Andaba a caza de un filtro; de un filtro de amor; de uno de esos filtros que ponen en los libros ocultistas


«Para obtener los favores de una dama tómese una onza y media de azúcar cande, pulverícese groseramente en un mortero nuevo haciendo esta operación en viernes por la mañana, diciendo a medida que machacaréis: abraxas abracadabra. Mezclad este azúcar con medio cuartillo de vino blanco bueno; guardar esta mezcla en una cueva oscura por espacio de 27 días; cada día tomad la botella que no ha de estar enteramente llena, y la menearéis fuerte por espacio de 52 segundos diciendo abraxas. Por la noche haréis lo mismo pero durante 53 segundos y tres veces diréis abracadabra. Al cabo del 27 día…».


Pero este muchacho no estaba al tanto de los grandes secretos ocultistas y buscaba una bruja que le confeccionara la bebida maravillosa.

Si yo lo sé, lo evito a todo trance.

Bastaba con facilitarle los «ADMIRABLES SECRETOS» DE ALBERTO EL GRANDE y el HEPTAMERÓN compuesto por el famoso mágico Cipriano e impreso en Venecia el año de 1792 por Francisco Succoni. Lo de los filtros es elementario en ciencias mágicas.

Pero el atolondrado no pregunta; no consulta con los entendidos; no avisa siquiera a nadie: va en busca de una bruja; da con una, flaca y barriguda como una tripa inflada a la mitad; se lo cuenta todo, y la bruja se enamora de él.

¡Ah, bruja pícara!
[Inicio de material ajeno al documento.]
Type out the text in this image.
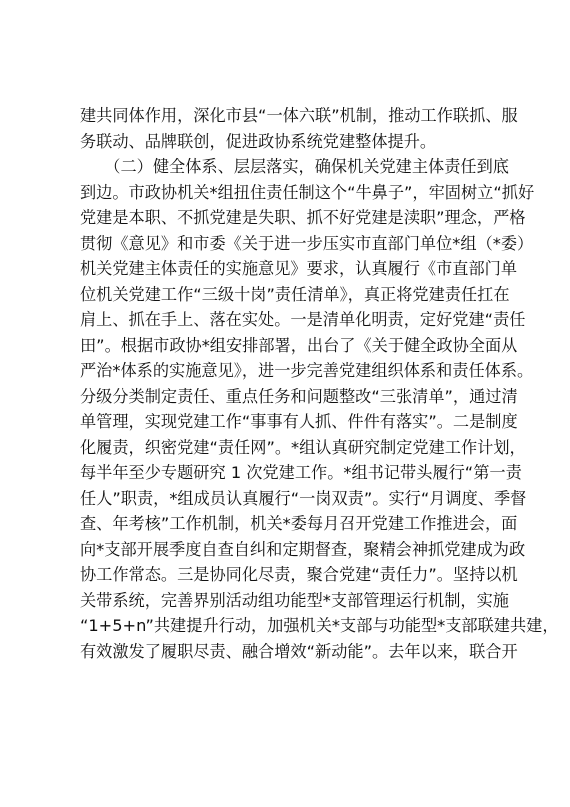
建共同体作用，深化市县“一体六联”机制，推动工作联抓、服
务联动、品牌联创，促进政协系统党建整体提升。
　　（二）健全体系、层层落实，确保机关党建主体责任到底
到边。市政协机关*组扭住责任制这个“牛鼻子”，牢固树立“抓好
党建是本职、不抓党建是失职、抓不好党建是渎职”理念，严格
贯彻《意见》和市委《关于进一步压实市直部门单位*组（*委）
机关党建主体责任的实施意见》要求，认真履行《市直部门单
位机关党建工作“三级十岗”责任清单》，真正将党建责任扛在
肩上、抓在手上、落在实处。一是清单化明责，定好党建“责任
田”。根据市政协*组安排部署，出台了《关于健全政协全面从
严治*体系的实施意见》，进一步完善党建组织体系和责任体系。
分级分类制定责任、重点任务和问题整改“三张清单”，通过清
单管理，实现党建工作“事事有人抓、件件有落实”。二是制度
化履责，织密党建“责任网”。*组认真研究制定党建工作计划，
每半年至少专题研究 1 次党建工作。*组书记带头履行“第一责
任人”职责，*组成员认真履行“一岗双责”。实行“月调度、季督
查、年考核”工作机制，机关*委每月召开党建工作推进会，面
向*支部开展季度自查自纠和定期督查，聚精会神抓党建成为政
协工作常态。三是协同化尽责，聚合党建“责任力”。坚持以机
关带系统，完善界别活动组功能型*支部管理运行机制，实施
“1+5+n”共建提升行动，加强机关*支部与功能型*支部联建共建，
有效激发了履职尽责、融合增效“新动能”。去年以来，联合开
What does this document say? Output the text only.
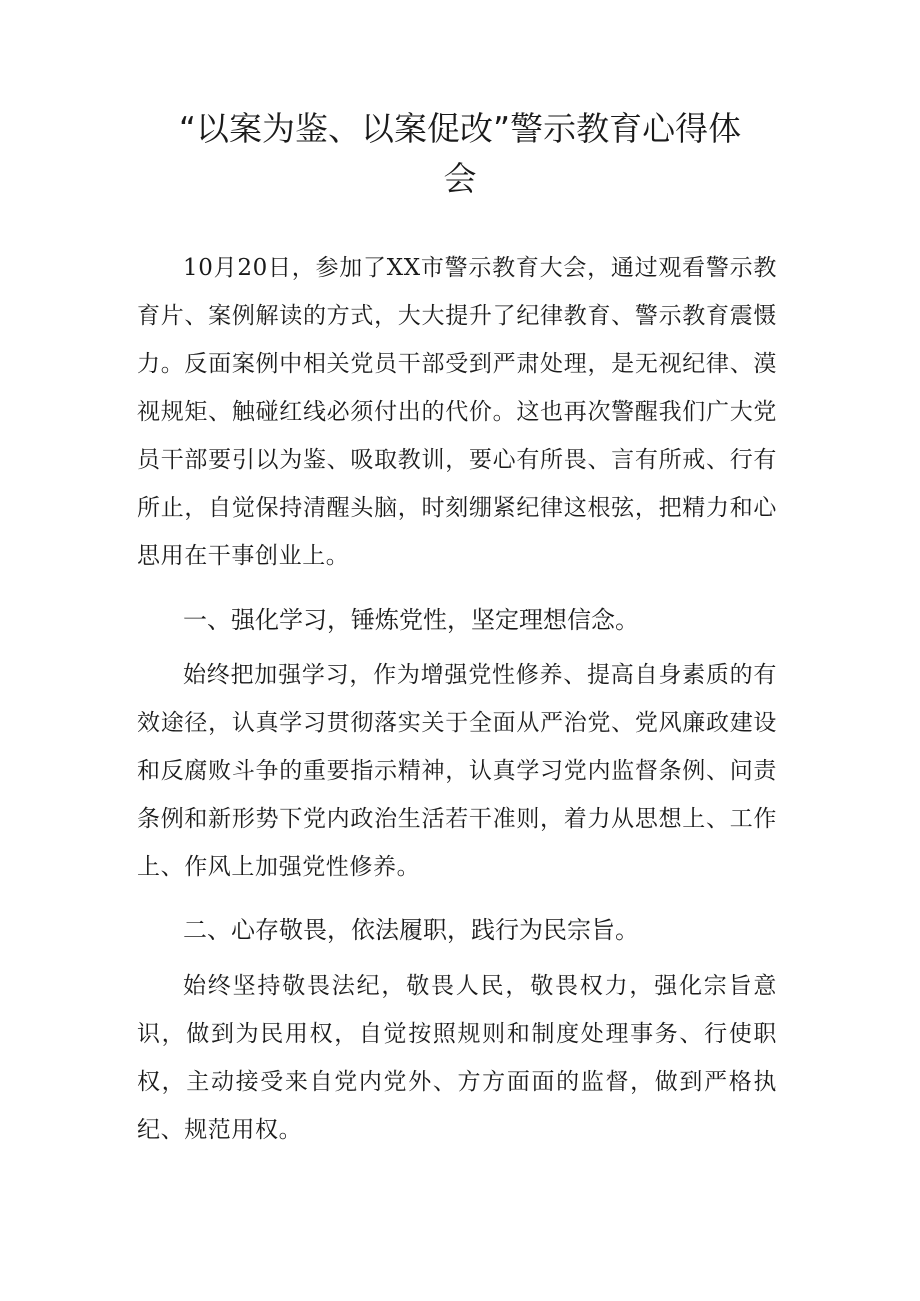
“以案为鉴、以案促改”警示教育心得体
会

10月20日，参加了XX市警示教育大会，通过观看警示教育片、案例解读的方式，大大提升了纪律教育、警示教育震慑力。反面案例中相关党员干部受到严肃处理，是无视纪律、漠视规矩、触碰红线必须付出的代价。这也再次警醒我们广大党员干部要引以为鉴、吸取教训，要心有所畏、言有所戒、行有所止，自觉保持清醒头脑，时刻绷紧纪律这根弦，把精力和心思用在干事创业上。

一、强化学习，锤炼党性，坚定理想信念。

始终把加强学习，作为增强党性修养、提高自身素质的有效途径，认真学习贯彻落实关于全面从严治党、党风廉政建设和反腐败斗争的重要指示精神，认真学习党内监督条例、问责条例和新形势下党内政治生活若干准则，着力从思想上、工作上、作风上加强党性修养。

二、心存敬畏，依法履职，践行为民宗旨。

始终坚持敬畏法纪，敬畏人民，敬畏权力，强化宗旨意识，做到为民用权，自觉按照规则和制度处理事务、行使职权，主动接受来自党内党外、方方面面的监督，做到严格执纪、规范用权。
Dizque le decía, babosa y arrugada:

—Mi bonito, le vamos a dar una bebida que le caiga al pelo.

Y le mandaba ir todos los días. Y le metía las manos entre los sobacos. Y le acercaba mucho a la cara su espléndida nariz; su espléndida nariz borbona, ancha, colorada, ganchuda, acatarrada.

Yo no sé como la bruja no hizo una barbaridad, como a darle a beber del filtro.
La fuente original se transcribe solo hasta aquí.